The time to feed your hives with liquids in preparation for winter is essentially at an end. There are several reasons for this.
1) With temperatures below 57F for much of the day the bees will be in cluster in order to maintain temperature. They typically won’t go far from the cluster to feed. Each day there is only a short window when the hive temperature is warm enough for the bees to be active. It’s not like midsummer when the bees are working 24 hours per day.
2) The internal hive temperature essentially matches the air temperature outside of the hive. At these cooler temperatures the bees will not be able to evaporate the water from the liquid feed (usually sugar water) to keep it from spoiling.

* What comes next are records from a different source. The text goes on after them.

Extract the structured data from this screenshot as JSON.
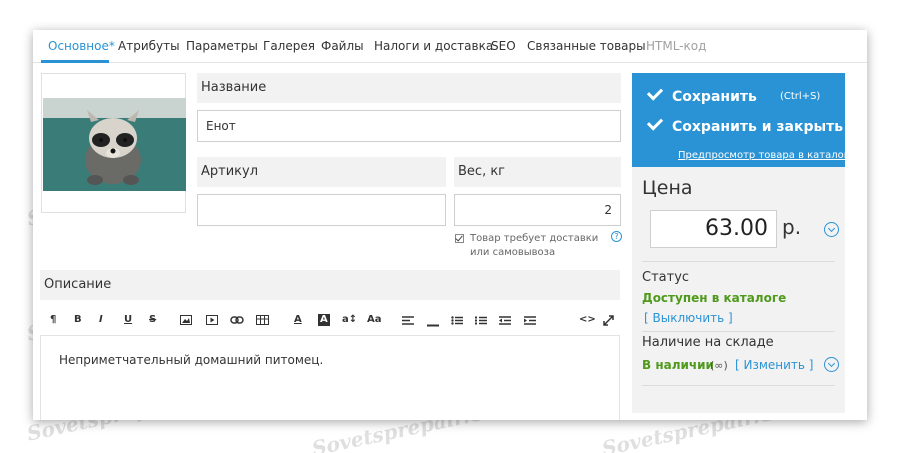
{
  "tabs": [
    {
      "label": "Основное*",
      "state": "active"
    },
    {
      "label": "Атрибуты",
      "state": "normal"
    },
    {
      "label": "Параметры",
      "state": "normal"
    },
    {
      "label": "Галерея",
      "state": "normal"
    },
    {
      "label": "Файлы",
      "state": "normal"
    },
    {
      "label": "Налоги и доставка",
      "state": "normal"
    },
    {
      "label": "SEO",
      "state": "normal"
    },
    {
      "label": "Связанные товары",
      "state": "normal"
    },
    {
      "label": "HTML-код",
      "state": "disabled"
    }
  ],
  "product": {
    "name_label": "Название",
    "name_value": "Енот",
    "sku_label": "Артикул",
    "sku_value": "",
    "weight_label": "Вес, кг",
    "weight_value": "2",
    "shipping_checkbox_label": "Товар требует доставки или самовывоза",
    "shipping_checked": true,
    "help_glyph": "?"
  },
  "description": {
    "label": "Описание",
    "text": "Неприметчательный домашний питомец.",
    "toolbar": [
      "¶",
      "B",
      "I",
      "U",
      "S",
      "img",
      "video",
      "link",
      "table",
      "A",
      "A",
      "a↕",
      "Aa",
      "align",
      "hr",
      "ul",
      "ol",
      "outdent",
      "indent",
      "<>",
      "fullscreen"
    ]
  },
  "save_panel": {
    "save_label": "Сохранить",
    "shortcut": "(Ctrl+S)",
    "save_close_label": "Сохранить и закрыть",
    "preview_label": "Предпросмотр товара в каталоге"
  },
  "price": {
    "label": "Цена",
    "value": "63.00",
    "currency": "р."
  },
  "status": {
    "label": "Статус",
    "value": "Доступен в каталоге",
    "toggle_label": "[ Выключить ]"
  },
  "stock": {
    "label": "Наличие на складе",
    "value": "В наличии",
    "infinity": "(∞)",
    "change_label": "[ Изменить ]"
  },
  "watermark": "Sovetsprepair.Com",
  "colors": {
    "accent": "#2a93d5",
    "status_green": "#4f9a1c",
    "panel_bg": "#f2f2f2"
  }
}
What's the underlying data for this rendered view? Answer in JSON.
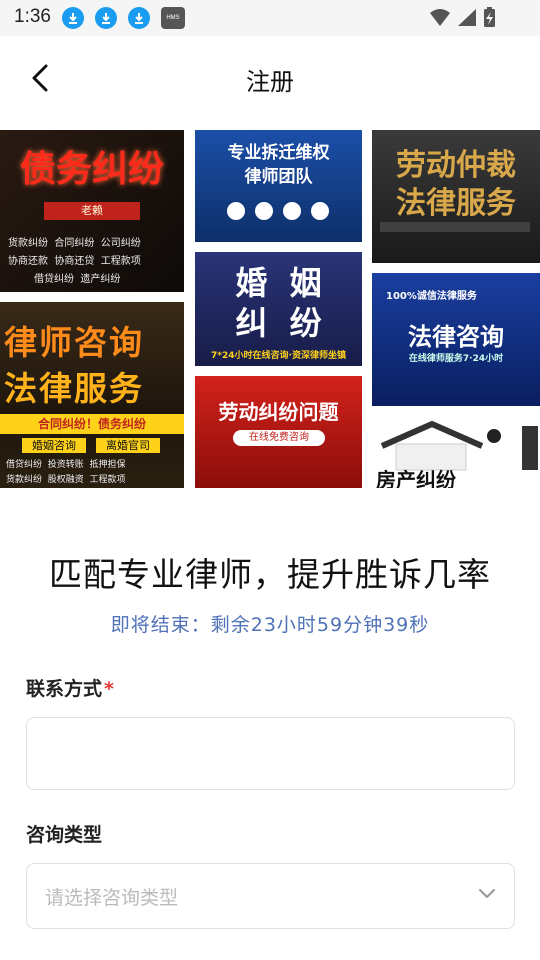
{
  "status": {
    "time": "1:36",
    "hms_label": "HMS"
  },
  "header": {
    "title": "注册"
  },
  "banner": {
    "tiles": [
      {
        "line1": "债务纠纷",
        "line2": "老赖",
        "sub1": "货款纠纷  合同纠纷  公司纠纷",
        "sub2": "协商还款  协商还贷  工程款项",
        "sub3": "借贷纠纷  遗产纠纷"
      },
      {
        "line1": "律师咨询",
        "line2": "法律服务",
        "ribbon": "合同纠纷！债务纠纷",
        "chip1": "婚姻咨询",
        "chip2": "离婚官司",
        "sub1": "借贷纠纷  投资转账  抵押担保",
        "sub2": "货款纠纷  股权融资  工程款项"
      },
      {
        "line1": "专业拆迁维权",
        "line2": "律师团队"
      },
      {
        "line1": "婚  姻",
        "line2": "纠  纷",
        "sub1": "7*24小时在线咨询·资深律师坐镇"
      },
      {
        "line1": "劳动纠纷问题",
        "sub1": "在线免费咨询"
      },
      {
        "line1": "劳动仲裁",
        "line2": "法律服务"
      },
      {
        "line1": "法律咨询",
        "sub1": "100%诚信法律服务",
        "sub2": "在线律师服务7·24小时"
      },
      {
        "line1": "房产纠纷"
      }
    ]
  },
  "headline": "匹配专业律师，提升胜诉几率",
  "countdown": "即将结束：剩余23小时59分钟39秒",
  "form": {
    "contact_label": "联系方式",
    "required_mark": "*",
    "contact_value": "",
    "consult_label": "咨询类型",
    "consult_placeholder": "请选择咨询类型"
  },
  "colors": {
    "accent": "#4f72b8",
    "required": "#e53935",
    "download_icon": "#1a9cf0"
  },
  "icons": [
    "download-icon",
    "download-icon",
    "download-icon",
    "hms-icon",
    "wifi-icon",
    "signal-icon",
    "battery-charging-icon",
    "back-arrow-icon",
    "chevron-down-icon"
  ]
}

3) The temperature of the liquid feed also cools to the outside air temperature. The bees typically will not feed from cold liquids.
4) With the bees in cluster, an external Boardman type feeder essentially becomes useless since the bees won’t break cluster to feed from it. Also you chance breakage of the feeder if ice forms inside.
5) It can be dangerous to use an internal plastic feeder because if the liquid freezes the feeder may split and drench the bees with cold liquid. This is a death sentence for the wet bees.
The next best thing you can do now is to provide your bees with some type of winter emergency feed, which should be added later. When the cluster eats its way to the top of the hive the cluster will warm and eat food provided at the top, but only for a very short distance away from the cluster where the cluster heat still warms the bees and food. Alternate methods of winter feeding will be discussed in a future article.